Would I? And also should I – all that training I’d done about confidentiality and boundaries seemed to be a complete waste of energy in Little Copping.

‘Great. I’m sorry it’s in such sad circumstances, but it’s actually very refreshing to have a new face in the village. It can all get a bit Desperate Housewives round
here, if you know what I mean.’

I didn’t, but I laughed along with her, tried to convince myself that this was evidence I should like to hear.

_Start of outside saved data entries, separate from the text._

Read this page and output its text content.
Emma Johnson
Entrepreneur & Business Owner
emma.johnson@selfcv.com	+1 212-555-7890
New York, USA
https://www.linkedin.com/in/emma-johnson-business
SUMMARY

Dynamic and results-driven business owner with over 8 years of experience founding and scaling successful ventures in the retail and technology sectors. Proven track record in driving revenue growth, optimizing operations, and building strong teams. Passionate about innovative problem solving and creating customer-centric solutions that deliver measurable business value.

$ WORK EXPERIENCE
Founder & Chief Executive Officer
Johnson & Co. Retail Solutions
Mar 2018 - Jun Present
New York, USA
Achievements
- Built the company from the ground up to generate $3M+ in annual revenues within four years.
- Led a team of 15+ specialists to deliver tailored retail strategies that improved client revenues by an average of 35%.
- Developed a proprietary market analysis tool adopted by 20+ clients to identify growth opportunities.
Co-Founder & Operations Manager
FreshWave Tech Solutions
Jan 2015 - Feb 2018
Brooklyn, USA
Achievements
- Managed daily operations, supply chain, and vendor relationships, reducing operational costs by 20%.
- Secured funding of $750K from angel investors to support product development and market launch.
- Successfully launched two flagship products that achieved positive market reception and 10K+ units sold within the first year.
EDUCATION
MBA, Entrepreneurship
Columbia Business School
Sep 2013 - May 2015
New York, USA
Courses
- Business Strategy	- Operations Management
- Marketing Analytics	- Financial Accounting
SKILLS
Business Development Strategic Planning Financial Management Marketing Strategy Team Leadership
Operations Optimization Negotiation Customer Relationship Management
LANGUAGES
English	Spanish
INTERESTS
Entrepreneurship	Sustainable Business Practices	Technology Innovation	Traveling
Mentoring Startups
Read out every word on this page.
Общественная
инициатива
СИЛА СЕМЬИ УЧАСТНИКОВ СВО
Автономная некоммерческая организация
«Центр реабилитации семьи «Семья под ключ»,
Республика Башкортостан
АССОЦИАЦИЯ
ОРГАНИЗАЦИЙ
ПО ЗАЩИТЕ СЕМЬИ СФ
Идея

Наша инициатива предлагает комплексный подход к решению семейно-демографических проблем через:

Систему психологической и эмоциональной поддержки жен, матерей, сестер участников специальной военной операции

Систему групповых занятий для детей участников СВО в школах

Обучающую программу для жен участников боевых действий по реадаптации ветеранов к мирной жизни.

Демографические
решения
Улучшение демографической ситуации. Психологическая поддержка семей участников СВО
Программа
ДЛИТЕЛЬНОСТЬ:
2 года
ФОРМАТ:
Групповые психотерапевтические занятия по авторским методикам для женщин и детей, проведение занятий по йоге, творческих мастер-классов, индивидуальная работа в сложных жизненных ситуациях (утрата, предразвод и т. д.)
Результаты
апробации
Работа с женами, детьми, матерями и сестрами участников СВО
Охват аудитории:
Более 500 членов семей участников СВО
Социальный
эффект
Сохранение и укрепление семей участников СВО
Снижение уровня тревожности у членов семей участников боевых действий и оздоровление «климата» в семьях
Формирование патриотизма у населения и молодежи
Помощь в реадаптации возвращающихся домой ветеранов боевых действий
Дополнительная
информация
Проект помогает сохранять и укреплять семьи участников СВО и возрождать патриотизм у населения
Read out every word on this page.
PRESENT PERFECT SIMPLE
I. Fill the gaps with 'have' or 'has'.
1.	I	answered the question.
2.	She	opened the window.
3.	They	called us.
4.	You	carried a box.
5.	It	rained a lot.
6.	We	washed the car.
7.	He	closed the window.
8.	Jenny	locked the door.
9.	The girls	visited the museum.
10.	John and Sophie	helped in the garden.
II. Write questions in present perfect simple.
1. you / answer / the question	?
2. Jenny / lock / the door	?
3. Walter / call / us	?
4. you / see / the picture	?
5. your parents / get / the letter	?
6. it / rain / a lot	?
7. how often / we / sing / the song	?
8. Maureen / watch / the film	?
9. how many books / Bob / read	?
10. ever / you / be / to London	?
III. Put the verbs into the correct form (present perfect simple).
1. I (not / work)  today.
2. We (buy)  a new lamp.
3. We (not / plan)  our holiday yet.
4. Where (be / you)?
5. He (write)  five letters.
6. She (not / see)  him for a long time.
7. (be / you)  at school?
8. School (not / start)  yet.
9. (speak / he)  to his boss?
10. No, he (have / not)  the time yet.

‘Wisteria Lane here I come,’ I called after her retreating back, but she was already halfway to Ian’s office, our business satisfactorily completed.

Part of me dreaded it, but part of me was intrigued. How would it be to see the Farthings in their natural habitat?

CHAPTER TEN

Jim was outside the police station when I emerged, a fag trapped between the fingers of his left hand. I’d been in there signing some paperwork, the sight of the teeming
incident room every bit as discombobulating second time around. What was I doing, getting mixed up in all of this? I got the distinct impression that, however much Lawrence Krall wanted me there,
some of the residents of Little Copping wanted nothing less.

Because of that – but not only because of that – there was a certain pleasure in noting the way that Jim’s face lit up when he spotted me. He hugged me hello without bothering
to check if it was welcome. I kept my body stiff and rigid as a point of principle, even though a part of me longed to let go – I’d been holding on too tightly the last few days. The
smell of him infiltrated my senses almost against my will, the same and also different. The CK One was long gone, but there was still something there, a kind of sweet, lemony musk that his skin
always seemed to produce, which I now knew I’d never quite forgotten.